Oskar Lafontaine ünlü bir Alman politikacı 1985'ten 9 Kasım 1998'e kadar Saarland Başbakanıydı.
2 Aralık 1990'daki federal seçimlerde SPD şansölye adayı ve 1995'ten 1999'a kadar SPD genel başkanıydı.
1998’da kurulan Schröder hükümetinde Federal Maliye bakanlığını üstlenerek bir yıl görev yaptıktan sonra Schröder ile anlaşamayarak istifa etmişti.
Son uyarısını Cumhurbaşkanı Steinmeiere yaparak onun Rusya-Ukrayna krizi ile ilgili yaptığı açıklamayı eleştiriyor.
Steinmeier ve Kaçırılan Fırsat
Aylardır Batılılar tarafından (yani yalancı topluluğunun) siyasette ve medyada savaş çığırtkanlığını nasıl yapıldığını görüyoruz.
“Doğu Avrupa'da bir askeri çatışmanın, bir savaşın ortasındayız. Bunun sorumluluğu Rusya’ya ait.” Eski ve yeni Federal Cumhurbaşkanı Frank-Walter Steinmeier, bir ay süren tek taraflı suçlama oyununa katılarak Ukrayna ihtilafında Rusya’yı suçladı.
Gerçek şu ki: Kanada veya Meksika'da ABD sınırında bulunan Rus birlikleri değil, Avrupa'da Rusya sınırında bulunan ABD birlikleridir.
Rus füzeleri Meksika, Kanada veya Küba'da konuşlanmıyor, fakat ABD füze üsleri Polonya ve Romanya'da.
Rusya açık ara dünyanın en büyük savaş bütçesine sahip değil (2020'de 61.7 milyar ABD doları), ancak ABD yeniden silahlanma ve savaşlara 778 milyar dolar silahlanmaya para harcıyor.
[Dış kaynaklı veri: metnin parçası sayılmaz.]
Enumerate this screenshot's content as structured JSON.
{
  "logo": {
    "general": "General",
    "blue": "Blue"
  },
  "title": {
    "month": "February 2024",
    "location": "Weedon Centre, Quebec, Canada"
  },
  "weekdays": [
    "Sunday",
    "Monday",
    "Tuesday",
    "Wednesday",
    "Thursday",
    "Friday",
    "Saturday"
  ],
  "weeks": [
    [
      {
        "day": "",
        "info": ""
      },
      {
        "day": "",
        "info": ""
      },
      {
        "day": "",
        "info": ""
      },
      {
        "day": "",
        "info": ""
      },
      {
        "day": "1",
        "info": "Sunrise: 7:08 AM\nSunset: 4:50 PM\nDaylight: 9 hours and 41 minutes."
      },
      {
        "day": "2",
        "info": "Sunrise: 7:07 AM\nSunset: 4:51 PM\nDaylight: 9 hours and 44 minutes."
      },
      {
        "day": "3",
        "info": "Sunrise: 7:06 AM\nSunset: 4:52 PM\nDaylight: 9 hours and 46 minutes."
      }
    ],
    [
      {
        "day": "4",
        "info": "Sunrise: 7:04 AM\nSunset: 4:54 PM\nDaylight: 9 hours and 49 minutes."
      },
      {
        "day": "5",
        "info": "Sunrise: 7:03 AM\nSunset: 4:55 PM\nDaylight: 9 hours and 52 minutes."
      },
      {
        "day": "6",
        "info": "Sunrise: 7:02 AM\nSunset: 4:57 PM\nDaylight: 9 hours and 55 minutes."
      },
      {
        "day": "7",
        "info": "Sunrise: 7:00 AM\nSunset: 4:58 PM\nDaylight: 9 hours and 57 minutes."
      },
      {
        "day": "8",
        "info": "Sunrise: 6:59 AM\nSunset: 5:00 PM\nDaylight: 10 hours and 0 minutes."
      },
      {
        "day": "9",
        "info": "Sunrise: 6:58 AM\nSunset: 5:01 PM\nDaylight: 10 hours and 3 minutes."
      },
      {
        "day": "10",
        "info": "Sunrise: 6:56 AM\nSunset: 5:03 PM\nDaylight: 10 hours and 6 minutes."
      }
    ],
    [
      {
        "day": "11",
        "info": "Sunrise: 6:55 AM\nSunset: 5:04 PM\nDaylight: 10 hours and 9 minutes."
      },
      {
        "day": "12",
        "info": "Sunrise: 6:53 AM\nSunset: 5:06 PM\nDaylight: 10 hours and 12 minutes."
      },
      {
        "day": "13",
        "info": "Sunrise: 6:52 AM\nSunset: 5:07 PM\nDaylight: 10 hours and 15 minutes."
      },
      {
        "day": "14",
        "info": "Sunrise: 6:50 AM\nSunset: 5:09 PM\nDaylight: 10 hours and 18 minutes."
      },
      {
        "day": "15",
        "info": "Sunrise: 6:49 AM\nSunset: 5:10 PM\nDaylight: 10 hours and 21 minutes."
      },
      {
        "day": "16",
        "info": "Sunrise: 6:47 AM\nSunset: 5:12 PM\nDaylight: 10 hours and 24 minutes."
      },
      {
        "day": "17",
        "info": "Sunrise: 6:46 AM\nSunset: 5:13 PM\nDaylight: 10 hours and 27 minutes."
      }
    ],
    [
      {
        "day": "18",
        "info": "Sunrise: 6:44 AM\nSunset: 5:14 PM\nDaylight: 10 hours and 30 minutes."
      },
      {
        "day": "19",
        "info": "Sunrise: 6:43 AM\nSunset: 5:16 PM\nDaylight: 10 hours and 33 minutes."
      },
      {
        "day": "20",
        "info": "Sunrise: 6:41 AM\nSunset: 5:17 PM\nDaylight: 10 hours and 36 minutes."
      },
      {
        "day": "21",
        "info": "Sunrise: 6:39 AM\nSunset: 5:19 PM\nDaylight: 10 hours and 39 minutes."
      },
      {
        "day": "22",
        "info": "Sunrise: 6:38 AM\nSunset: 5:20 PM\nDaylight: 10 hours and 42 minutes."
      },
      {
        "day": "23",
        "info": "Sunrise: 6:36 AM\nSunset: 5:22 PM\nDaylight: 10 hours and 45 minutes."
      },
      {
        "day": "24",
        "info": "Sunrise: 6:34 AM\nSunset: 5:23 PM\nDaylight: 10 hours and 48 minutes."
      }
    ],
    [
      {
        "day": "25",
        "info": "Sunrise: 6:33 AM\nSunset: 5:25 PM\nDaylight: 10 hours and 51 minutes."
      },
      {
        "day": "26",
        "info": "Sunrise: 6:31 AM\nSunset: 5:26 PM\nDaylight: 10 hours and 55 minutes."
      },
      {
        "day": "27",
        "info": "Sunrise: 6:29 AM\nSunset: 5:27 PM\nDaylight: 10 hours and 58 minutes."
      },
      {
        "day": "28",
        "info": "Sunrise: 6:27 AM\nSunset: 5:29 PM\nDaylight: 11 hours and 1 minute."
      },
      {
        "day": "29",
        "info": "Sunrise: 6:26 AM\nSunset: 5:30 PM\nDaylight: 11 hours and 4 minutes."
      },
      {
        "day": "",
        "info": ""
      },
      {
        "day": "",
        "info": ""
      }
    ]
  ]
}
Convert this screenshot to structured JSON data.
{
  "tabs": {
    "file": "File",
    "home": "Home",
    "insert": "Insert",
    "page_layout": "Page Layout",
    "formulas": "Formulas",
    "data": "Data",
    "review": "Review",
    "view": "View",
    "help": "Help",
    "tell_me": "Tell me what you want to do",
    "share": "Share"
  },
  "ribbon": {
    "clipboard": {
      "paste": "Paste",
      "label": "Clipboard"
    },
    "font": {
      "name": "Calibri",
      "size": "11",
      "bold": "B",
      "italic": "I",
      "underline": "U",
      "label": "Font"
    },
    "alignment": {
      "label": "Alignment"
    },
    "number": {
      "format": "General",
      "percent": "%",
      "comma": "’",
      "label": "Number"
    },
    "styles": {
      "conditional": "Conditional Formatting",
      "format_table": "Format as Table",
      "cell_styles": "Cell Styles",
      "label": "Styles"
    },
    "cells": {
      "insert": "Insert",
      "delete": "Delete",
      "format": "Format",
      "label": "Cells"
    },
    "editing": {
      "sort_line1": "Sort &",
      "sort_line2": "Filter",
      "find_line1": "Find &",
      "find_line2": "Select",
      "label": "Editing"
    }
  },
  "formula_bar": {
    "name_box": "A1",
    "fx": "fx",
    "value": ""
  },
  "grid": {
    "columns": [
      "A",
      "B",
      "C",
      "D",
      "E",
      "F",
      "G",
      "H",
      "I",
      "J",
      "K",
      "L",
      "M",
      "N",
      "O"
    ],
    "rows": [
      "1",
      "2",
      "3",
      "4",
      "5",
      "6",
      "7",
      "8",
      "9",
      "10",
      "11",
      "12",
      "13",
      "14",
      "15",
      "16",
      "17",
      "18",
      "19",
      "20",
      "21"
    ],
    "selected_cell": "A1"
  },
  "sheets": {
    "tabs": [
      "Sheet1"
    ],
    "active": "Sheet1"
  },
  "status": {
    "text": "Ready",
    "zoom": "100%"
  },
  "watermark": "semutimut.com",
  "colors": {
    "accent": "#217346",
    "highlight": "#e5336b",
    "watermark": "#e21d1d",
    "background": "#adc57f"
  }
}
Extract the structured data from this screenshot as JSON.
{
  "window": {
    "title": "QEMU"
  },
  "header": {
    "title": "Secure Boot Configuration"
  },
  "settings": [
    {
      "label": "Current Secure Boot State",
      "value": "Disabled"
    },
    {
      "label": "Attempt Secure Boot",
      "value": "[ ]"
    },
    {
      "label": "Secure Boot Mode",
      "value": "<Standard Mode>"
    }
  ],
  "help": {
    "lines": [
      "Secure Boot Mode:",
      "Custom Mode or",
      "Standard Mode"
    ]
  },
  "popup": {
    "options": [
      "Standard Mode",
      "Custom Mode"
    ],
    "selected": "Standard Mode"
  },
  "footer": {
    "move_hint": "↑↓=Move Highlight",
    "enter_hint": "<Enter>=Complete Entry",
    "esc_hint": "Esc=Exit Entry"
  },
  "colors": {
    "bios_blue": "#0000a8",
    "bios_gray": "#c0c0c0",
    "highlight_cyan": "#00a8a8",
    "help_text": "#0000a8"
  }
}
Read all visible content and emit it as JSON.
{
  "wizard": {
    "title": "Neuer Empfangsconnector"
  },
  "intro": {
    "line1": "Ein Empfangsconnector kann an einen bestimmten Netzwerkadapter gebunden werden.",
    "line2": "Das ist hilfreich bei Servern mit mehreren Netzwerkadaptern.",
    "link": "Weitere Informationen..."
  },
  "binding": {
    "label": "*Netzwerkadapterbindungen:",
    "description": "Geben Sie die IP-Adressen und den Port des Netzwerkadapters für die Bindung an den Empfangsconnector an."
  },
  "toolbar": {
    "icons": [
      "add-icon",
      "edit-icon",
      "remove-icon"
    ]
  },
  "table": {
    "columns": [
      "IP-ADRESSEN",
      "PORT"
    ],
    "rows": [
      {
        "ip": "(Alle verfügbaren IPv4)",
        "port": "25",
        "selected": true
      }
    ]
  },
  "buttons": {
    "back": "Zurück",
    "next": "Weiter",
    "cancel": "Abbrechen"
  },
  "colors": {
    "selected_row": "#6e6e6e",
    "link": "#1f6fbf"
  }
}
Bugünkü Dışişleri Bakan Yardımcısı Victoria Nuland'a göre, Meksika veya Kanada'da bir darbeyi finanse eden Rusya değil, ABD'nin Ukrayna'yı istikrarsızlaştırmak için beş milyar dolar harcadığı bir gerçek.
Birinci Dünya Savaşı'ndan önce bir milliyetçi tarafından öldürülen pasifist ve sosyalist Jean Jaurès diyordu ki : "Kapitalizm, bulutların yağmuru taşıması gibi savaşı kendi içinde taşır." Ve yine Papa Francis de benzer şekilde, "Ekonomi öldürür" derdi.
Biden, Putin veya Xi Jinping'in savaşa yol açan en tehlikeli dış politikayı takip edip etmediğini tartışmak yerine, devletlerin ekonomik düzeninin savaşın nasıl olduğu sorusuna cevap verme olasılığının daha yüksek olduğunu bakmak gerekir.
ABD ve Rusya'da oligark kapitalizme karşın, Çin'de devlet kontrolündeki ekonomi, kapitalizm ve parti diktatörlüğünün bir karışımına sahibiz.
ABD, Rusya ve Çin, diğer ülkelerde hammadde ve ekonomi pazarları güvence altına almak isteyen rakip ve emperyal güçlerdir.
ABD dünyada açık ara en büyük askeri güçtür, dünya çapında 800 askeri istasyonuna sahiptir, Çin ve Rusya'yı kuşatacak ve onları bombalayacak askeri güce sahiptir.
İnsansız hava araçları ile bu savaşı daha acımasız yapacak potansiyele sahip.
Yine bugün milyonlarca insanı öldüren ekonomik savaşları yürütüyor.
Rusya, sınır komşusu olduğu diğer ülkelerin NATO'ya kabul edilmesini engellemek istiyor ve Sovyetler Birliği'nin dağılmasından sonra askeri araçlar da dahil olmak üzere dünyadaki etkisini yeniden genişletmeye çalışıyor.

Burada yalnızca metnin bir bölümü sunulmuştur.